Do you find yourself spending long flight hours stuck to your seat? Even while travelling in the most luxurious flight on a super-comfy seat can turn out tiresome and uncomfortable. By performing some simple exercises, you can improve on comfort, stiff muscles, relieve anxiety and improve circulation.
Put together are simple moves that you can perform whilst seated, to keep you calm and energized.
Make every possible step count. If you get up to go to the lavatory, try extending your walking time by heading to the washroom that’s farthest away from your seat. If travelling on a long haul flight, talk walks up and down the aisle at least once an hour.
Its a simple stretch that everybody performs naturally and instinctively. Stand up right reach up and lock both arms high above your head and try to touch the ceiling. If you like to avoid the audience, best move to the back of the plane. This can also be performed while seated.
Relax your neck muscles, drop your head to the right as much as it naturally can.
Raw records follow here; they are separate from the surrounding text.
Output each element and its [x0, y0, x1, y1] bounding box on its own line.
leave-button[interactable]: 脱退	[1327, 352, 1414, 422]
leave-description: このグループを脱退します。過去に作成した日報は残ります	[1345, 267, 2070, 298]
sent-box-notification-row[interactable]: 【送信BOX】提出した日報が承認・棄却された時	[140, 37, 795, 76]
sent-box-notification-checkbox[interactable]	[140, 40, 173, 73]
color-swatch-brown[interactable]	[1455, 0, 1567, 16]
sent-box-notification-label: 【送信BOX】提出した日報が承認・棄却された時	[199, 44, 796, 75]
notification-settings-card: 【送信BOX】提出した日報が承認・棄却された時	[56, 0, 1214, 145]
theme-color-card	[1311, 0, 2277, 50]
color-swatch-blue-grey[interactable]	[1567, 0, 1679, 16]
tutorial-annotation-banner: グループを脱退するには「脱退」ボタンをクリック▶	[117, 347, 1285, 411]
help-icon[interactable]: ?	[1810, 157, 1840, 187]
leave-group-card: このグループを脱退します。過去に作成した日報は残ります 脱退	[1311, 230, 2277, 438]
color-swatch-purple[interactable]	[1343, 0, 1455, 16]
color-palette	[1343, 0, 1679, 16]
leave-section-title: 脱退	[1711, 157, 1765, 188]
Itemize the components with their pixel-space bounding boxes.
In a rotatory movement gently move your head around to the front and then to the left side. Hold the side, front, and other side positions for a few extra seconds to maximize the stretch.
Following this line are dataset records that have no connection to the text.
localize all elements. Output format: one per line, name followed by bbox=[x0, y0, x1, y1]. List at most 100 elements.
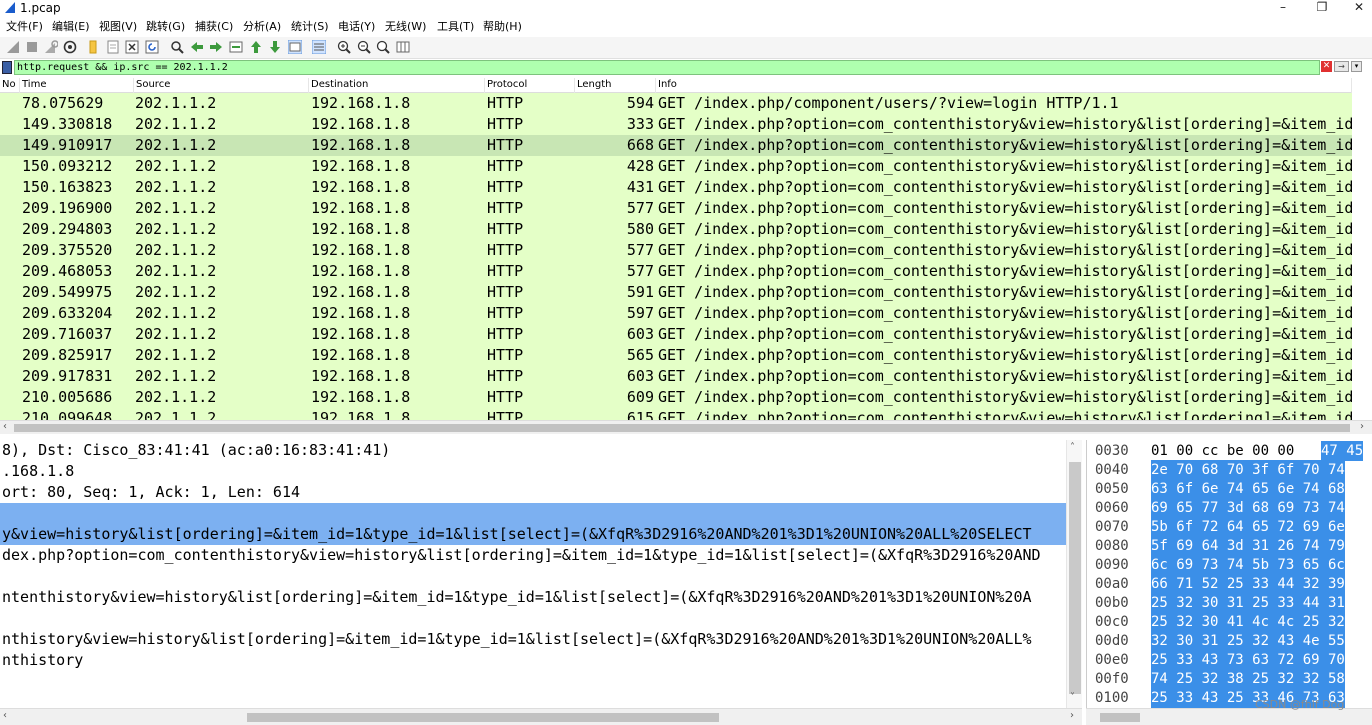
hex-row[interactable]: 0030 01 00 cc be 00 00 47 45 bbox=[1087, 441, 1372, 461]
colorize-icon[interactable] bbox=[312, 40, 326, 54]
packet-row[interactable]: 210.099648 202.1.1.2 192.168.1.8 HTTP 615 GET… bbox=[0, 408, 1352, 420]
restart-capture-icon[interactable] bbox=[44, 40, 58, 54]
capture-options-icon[interactable] bbox=[63, 40, 77, 54]
hex-row[interactable]: 00e0 25 33 43 73 63 72 69 70 bbox=[1087, 650, 1372, 670]
hex-row[interactable]: 00d0 32 30 31 25 32 43 4e 55 bbox=[1087, 631, 1372, 651]
hex-row[interactable]: 0070 5b 6f 72 64 65 72 69 6e bbox=[1087, 517, 1372, 537]
menu-go[interactable]: 跳转(G) bbox=[146, 20, 185, 34]
normal-size-icon[interactable] bbox=[376, 40, 390, 54]
packet-row[interactable]: 149.330818 202.1.1.2 192.168.1.8 HTTP 333 GET… bbox=[0, 114, 1352, 135]
packet-row[interactable]: 209.375520 202.1.1.2 192.168.1.8 HTTP 577 GET… bbox=[0, 240, 1352, 261]
filter-history-dropdown-icon[interactable]: ▾ bbox=[1351, 61, 1362, 72]
zoom-out-icon[interactable] bbox=[357, 40, 371, 54]
packet-row[interactable]: 209.196900 202.1.1.2 192.168.1.8 HTTP 577 GET… bbox=[0, 198, 1352, 219]
reload-file-icon[interactable] bbox=[145, 40, 159, 54]
hex-row[interactable]: 00b0 25 32 30 31 25 33 44 31 bbox=[1087, 593, 1372, 613]
maximize-button[interactable]: ❐ bbox=[1307, 0, 1337, 17]
packet-row[interactable]: 209.468053 202.1.1.2 192.168.1.8 HTTP 577 GET… bbox=[0, 261, 1352, 282]
hex-row[interactable]: 00f0 74 25 32 38 25 32 32 58 bbox=[1087, 669, 1372, 689]
scroll-left-icon[interactable]: ‹ bbox=[3, 421, 7, 432]
column-header-destination[interactable]: Destination bbox=[309, 78, 485, 93]
hex-row[interactable]: 0090 6c 69 73 74 5b 73 65 6c bbox=[1087, 555, 1372, 575]
start-capture-icon[interactable] bbox=[6, 40, 20, 54]
scroll-left-icon[interactable]: ‹ bbox=[3, 710, 7, 721]
close-button[interactable]: ✕ bbox=[1344, 0, 1372, 17]
menu-help[interactable]: 帮助(H) bbox=[483, 20, 522, 34]
packet-row[interactable]: 209.294803 202.1.1.2 192.168.1.8 HTTP 580 GET… bbox=[0, 219, 1352, 240]
hex-row[interactable]: 00a0 66 71 52 25 33 44 32 39 bbox=[1087, 574, 1372, 594]
hex-row[interactable]: 0050 63 6f 6e 74 65 6e 74 68 bbox=[1087, 479, 1372, 499]
menu-capture[interactable]: 捕获(C) bbox=[195, 20, 233, 34]
detail-tree-item[interactable]: .168.1.8 bbox=[2, 461, 74, 482]
packet-list[interactable]: No Time Source Destination Protocol Leng… bbox=[0, 76, 1352, 420]
hex-row[interactable]: 00c0 25 32 30 41 4c 4c 25 32 bbox=[1087, 612, 1372, 632]
scroll-right-icon[interactable]: › bbox=[1360, 421, 1364, 432]
detail-tree-item[interactable]: ort: 80, Seq: 1, Ack: 1, Len: 614 bbox=[2, 482, 300, 503]
packet-details-pane[interactable]: 8), Dst: Cisco_83:41:41 (ac:a0:16:83:41:… bbox=[0, 440, 1066, 708]
scrollbar-thumb[interactable] bbox=[14, 424, 1350, 432]
save-file-icon[interactable] bbox=[106, 40, 120, 54]
scroll-up-icon[interactable]: ˄ bbox=[1070, 442, 1075, 453]
menu-statistics[interactable]: 统计(S) bbox=[291, 20, 329, 34]
column-header-no[interactable]: No bbox=[0, 78, 20, 93]
scrollbar-thumb[interactable] bbox=[247, 713, 719, 722]
column-header-length[interactable]: Length bbox=[575, 78, 656, 93]
menu-file[interactable]: 文件(F) bbox=[6, 20, 43, 34]
packet-row[interactable]: 209.633204 202.1.1.2 192.168.1.8 HTTP 597 GET… bbox=[0, 303, 1352, 324]
display-filter-input[interactable]: http.request && ip.src == 202.1.1.2 bbox=[14, 60, 1320, 75]
packet-list-vertical-scrollbar[interactable] bbox=[1352, 76, 1372, 420]
packet-row[interactable]: 209.549975 202.1.1.2 192.168.1.8 HTTP 591 GET… bbox=[0, 282, 1352, 303]
go-first-icon[interactable] bbox=[249, 40, 263, 54]
packet-bytes-pane[interactable]: 0030 01 00 cc be 00 00 47 45 0040 2e 70 68 … bbox=[1086, 440, 1372, 708]
bookmark-icon[interactable] bbox=[2, 61, 12, 74]
scrollbar-thumb[interactable] bbox=[1069, 462, 1081, 694]
detail-tree-item[interactable]: y&view=history&list[ordering]=&item_id=1… bbox=[2, 524, 1032, 545]
packet-row[interactable]: 209.716037 202.1.1.2 192.168.1.8 HTTP 603 GET… bbox=[0, 324, 1352, 345]
find-packet-icon[interactable] bbox=[170, 40, 184, 54]
packet-row[interactable]: 150.163823 202.1.1.2 192.168.1.8 HTTP 431 GET… bbox=[0, 177, 1352, 198]
scroll-down-icon[interactable]: ˅ bbox=[1070, 692, 1075, 703]
clear-filter-icon[interactable]: ✕ bbox=[1321, 61, 1332, 72]
column-header-source[interactable]: Source bbox=[134, 78, 309, 93]
packet-row[interactable]: 209.917831 202.1.1.2 192.168.1.8 HTTP 603 GET… bbox=[0, 366, 1352, 387]
hex-row[interactable]: 0080 5f 69 64 3d 31 26 74 79 bbox=[1087, 536, 1372, 556]
column-header-info[interactable]: Info bbox=[656, 78, 1352, 93]
details-vertical-scrollbar[interactable]: ˄ ˅ bbox=[1066, 440, 1082, 708]
column-header-time[interactable]: Time bbox=[20, 78, 134, 93]
packet-row[interactable]: 209.825917 202.1.1.2 192.168.1.8 HTTP 565 GET… bbox=[0, 345, 1352, 366]
packet-row[interactable]: 150.093212 202.1.1.2 192.168.1.8 HTTP 428 GET… bbox=[0, 156, 1352, 177]
go-back-icon[interactable] bbox=[190, 40, 204, 54]
detail-tree-item[interactable]: ntenthistory&view=history&list[ordering]… bbox=[2, 587, 1032, 608]
packet-list-horizontal-scrollbar[interactable]: ‹ › bbox=[0, 420, 1372, 434]
menu-analyze[interactable]: 分析(A) bbox=[243, 20, 281, 34]
detail-tree-item[interactable]: 8), Dst: Cisco_83:41:41 (ac:a0:16:83:41:… bbox=[2, 440, 390, 461]
packet-row[interactable]: 210.005686 202.1.1.2 192.168.1.8 HTTP 609 GET… bbox=[0, 387, 1352, 408]
detail-tree-item[interactable]: nthistory&view=history&list[ordering]=&i… bbox=[2, 629, 1032, 650]
menu-tools[interactable]: 工具(T) bbox=[437, 20, 474, 34]
column-header-protocol[interactable]: Protocol bbox=[485, 78, 575, 93]
menu-edit[interactable]: 编辑(E) bbox=[52, 20, 90, 34]
scroll-right-icon[interactable]: › bbox=[1070, 710, 1074, 721]
packet-row[interactable]: 149.910917 202.1.1.2 192.168.1.8 HTTP 668 GET… bbox=[0, 135, 1352, 156]
apply-filter-icon[interactable]: → bbox=[1334, 61, 1349, 72]
details-horizontal-scrollbar[interactable]: ‹ › bbox=[0, 708, 1082, 725]
menu-view[interactable]: 视图(V) bbox=[99, 20, 137, 34]
zoom-in-icon[interactable] bbox=[337, 40, 351, 54]
detail-tree-item[interactable]: nthistory bbox=[2, 650, 83, 671]
resize-columns-icon[interactable] bbox=[396, 40, 410, 54]
close-file-icon[interactable] bbox=[125, 40, 139, 54]
hex-row[interactable]: 0060 69 65 77 3d 68 69 73 74 bbox=[1087, 498, 1372, 518]
go-to-packet-icon[interactable] bbox=[229, 40, 243, 54]
hex-row[interactable]: 0040 2e 70 68 70 3f 6f 70 74 bbox=[1087, 460, 1372, 480]
go-forward-icon[interactable] bbox=[209, 40, 223, 54]
minimize-button[interactable]: – bbox=[1268, 0, 1298, 17]
go-last-icon[interactable] bbox=[268, 40, 282, 54]
menu-telephony[interactable]: 电话(Y) bbox=[338, 20, 375, 34]
scrollbar-thumb[interactable] bbox=[1100, 713, 1140, 722]
menu-wireless[interactable]: 无线(W) bbox=[385, 20, 426, 34]
stop-capture-icon[interactable] bbox=[25, 40, 39, 54]
auto-scroll-icon[interactable] bbox=[288, 40, 302, 54]
packet-row[interactable]: 78.075629 202.1.1.2 192.168.1.8 HTTP 594 GET … bbox=[0, 93, 1352, 114]
detail-tree-item[interactable]: dex.php?option=com_contenthistory&view=h… bbox=[2, 545, 1041, 566]
open-file-icon[interactable] bbox=[86, 40, 100, 54]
Seated straight with relaxed shoulders reach across and hold your left shoulder with your right hand and your right elbow with you left hand. Maintain this position for 15 seconds then do the other arm. Repeat thrice.
Strengthen your back and tighten your stomach while breathing for extra back support. Exhale and pull your belly button in toward your spine, hold for couple of seconds, release while inhaling and repeat.
While seated place your right leg on your left knee. Twist across with your shoulders, as to reach your right knee with your left hand. Hold for 15 seconds and alternate between left and right legs, twist as far as you naturally can. Repeat thrice.
The knee up
Reach forward clasp both hands around your right knee and lift it to your chest. Hold for 15 seconds and follow up with your left knee. Repeat thrice.
Seated calf raises & Toe lifts
Sit with a straight back, hands on your thighs and feet flat on the floor. Raise your heels off the ground, hold a few seconds and return to original position. Follow with toe lifts by raising your toes as high as possible with heel fixed on the floor. Repeat 5 times.